The air-fuel mixture in an amount of 600 kg / h by air and 5 kg / h by fuel is fed into the combustion chamber 4 with a catalytic nozzle of aluminum oxide coated with platinum group metals. The fuel is satellite gas, for the combustion of which a stoichiometric amount of air is approximately 15 kg per 1 kg of fuel. The heat utilizer 5 receives kg / h of coolant. The difference between the flow rates of the air-fuel mixture and the coolant occurs due to recirculation using the ejector 3 parts of the spent coolant. The temperature of the coolant at the outlet of the catalytic combustion chamber is 740 ^o C; the degree of fuel combustion - 99.7%. Nitrogen oxides and carbon monoxide are practically absent. Process control is carried out by changing fuel consumption.
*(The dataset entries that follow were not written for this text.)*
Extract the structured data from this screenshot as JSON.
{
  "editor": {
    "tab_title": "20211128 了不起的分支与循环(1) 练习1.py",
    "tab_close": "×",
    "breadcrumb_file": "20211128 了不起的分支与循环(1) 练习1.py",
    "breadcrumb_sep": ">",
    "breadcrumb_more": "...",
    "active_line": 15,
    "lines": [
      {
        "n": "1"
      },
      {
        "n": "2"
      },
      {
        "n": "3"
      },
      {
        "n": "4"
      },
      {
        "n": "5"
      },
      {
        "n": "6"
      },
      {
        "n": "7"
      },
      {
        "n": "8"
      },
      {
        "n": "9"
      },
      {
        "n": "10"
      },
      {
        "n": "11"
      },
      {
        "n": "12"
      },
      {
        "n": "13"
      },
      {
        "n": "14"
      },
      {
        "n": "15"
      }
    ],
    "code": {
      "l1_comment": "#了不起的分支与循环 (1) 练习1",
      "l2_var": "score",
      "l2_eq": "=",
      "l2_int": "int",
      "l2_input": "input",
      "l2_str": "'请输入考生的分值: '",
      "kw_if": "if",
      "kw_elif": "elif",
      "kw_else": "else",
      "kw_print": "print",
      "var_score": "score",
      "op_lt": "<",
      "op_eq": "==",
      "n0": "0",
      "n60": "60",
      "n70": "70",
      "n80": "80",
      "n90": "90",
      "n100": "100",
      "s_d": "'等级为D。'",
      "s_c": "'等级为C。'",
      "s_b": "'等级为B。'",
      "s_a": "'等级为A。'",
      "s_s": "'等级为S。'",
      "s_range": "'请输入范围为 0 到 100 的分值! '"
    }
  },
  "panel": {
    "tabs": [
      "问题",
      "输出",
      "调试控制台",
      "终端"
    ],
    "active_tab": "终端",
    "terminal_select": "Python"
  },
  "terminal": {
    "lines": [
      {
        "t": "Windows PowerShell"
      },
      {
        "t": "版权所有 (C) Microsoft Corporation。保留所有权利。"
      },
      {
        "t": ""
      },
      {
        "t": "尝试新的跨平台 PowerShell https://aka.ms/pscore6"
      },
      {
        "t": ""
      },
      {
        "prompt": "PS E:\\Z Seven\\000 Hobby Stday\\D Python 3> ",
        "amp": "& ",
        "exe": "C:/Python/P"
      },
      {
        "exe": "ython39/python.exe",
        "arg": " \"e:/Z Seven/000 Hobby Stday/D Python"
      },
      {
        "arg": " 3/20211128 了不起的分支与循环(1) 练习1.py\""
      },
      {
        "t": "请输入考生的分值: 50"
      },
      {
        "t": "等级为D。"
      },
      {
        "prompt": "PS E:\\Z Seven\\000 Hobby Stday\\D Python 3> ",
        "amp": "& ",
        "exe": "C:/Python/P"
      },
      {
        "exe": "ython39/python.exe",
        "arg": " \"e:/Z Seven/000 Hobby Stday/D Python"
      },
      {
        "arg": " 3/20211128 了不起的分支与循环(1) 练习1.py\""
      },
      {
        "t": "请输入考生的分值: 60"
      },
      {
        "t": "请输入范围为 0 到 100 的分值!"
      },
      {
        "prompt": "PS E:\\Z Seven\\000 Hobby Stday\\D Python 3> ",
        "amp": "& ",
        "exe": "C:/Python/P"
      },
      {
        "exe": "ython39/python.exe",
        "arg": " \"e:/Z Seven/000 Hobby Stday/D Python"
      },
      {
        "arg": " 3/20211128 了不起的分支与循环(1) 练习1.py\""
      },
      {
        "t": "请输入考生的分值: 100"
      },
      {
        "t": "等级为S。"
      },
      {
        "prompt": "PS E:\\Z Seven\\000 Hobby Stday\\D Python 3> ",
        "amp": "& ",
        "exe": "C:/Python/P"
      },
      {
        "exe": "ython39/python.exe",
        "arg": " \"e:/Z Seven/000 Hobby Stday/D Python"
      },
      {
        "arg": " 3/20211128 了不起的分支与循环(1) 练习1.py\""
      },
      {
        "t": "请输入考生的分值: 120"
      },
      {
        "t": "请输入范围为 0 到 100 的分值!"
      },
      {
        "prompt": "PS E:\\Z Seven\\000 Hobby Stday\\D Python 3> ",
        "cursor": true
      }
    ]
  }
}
The transmitted power is 52 kW with a device efficiency of 78%.

Claims (5)

 1. A method of producing a heated coolant, including catalytic flameless burning of fuel mixed with air and an uncombustible component and subsequent supply of the resulting coolant for disposal, wherein the air-fuel mixture is heated by the resulting coolant before being supplied for combustion, characterized in that the non-combustible component is also air, the total amount which in a mixture with fuel exceeds the stoichiometrically necessary for fuel combustion by 3-10 times.  2. The method according to claim 1, characterized in that the mixture is heated by a part of the spent coolant, and the other part of the coolant is connected to the flow of the heated air-fuel mixture by means of an ejector and again sent to combustion.  3. The method according to claim 2, characterized in that the ratio of the flows of the air-fuel mixture connected to the ejector and the part of the spent coolant is 1: 1.5 to 8.0.  4. The method according to p. 1, characterized in that the pressure in the mixture of fuel and air is up to 5 atm.  5. A device for producing a heated heat transfer medium, comprising a compressor, a heat recovery heat exchanger and a combustion chamber with a catalytic nozzle connected in series, the output of the combustion chamber being connected to a heat recovery heat exchanger, characterized in that an ejector is installed between the heat recovery heat exchanger and the combustion chamber, and the output of the combustion chamber is connected to heat recovery heat exchanger through the heat exchanger, and the connecting pipe between the heat recovery heat exchanger and the heat exchanger and has a branch to the ejector.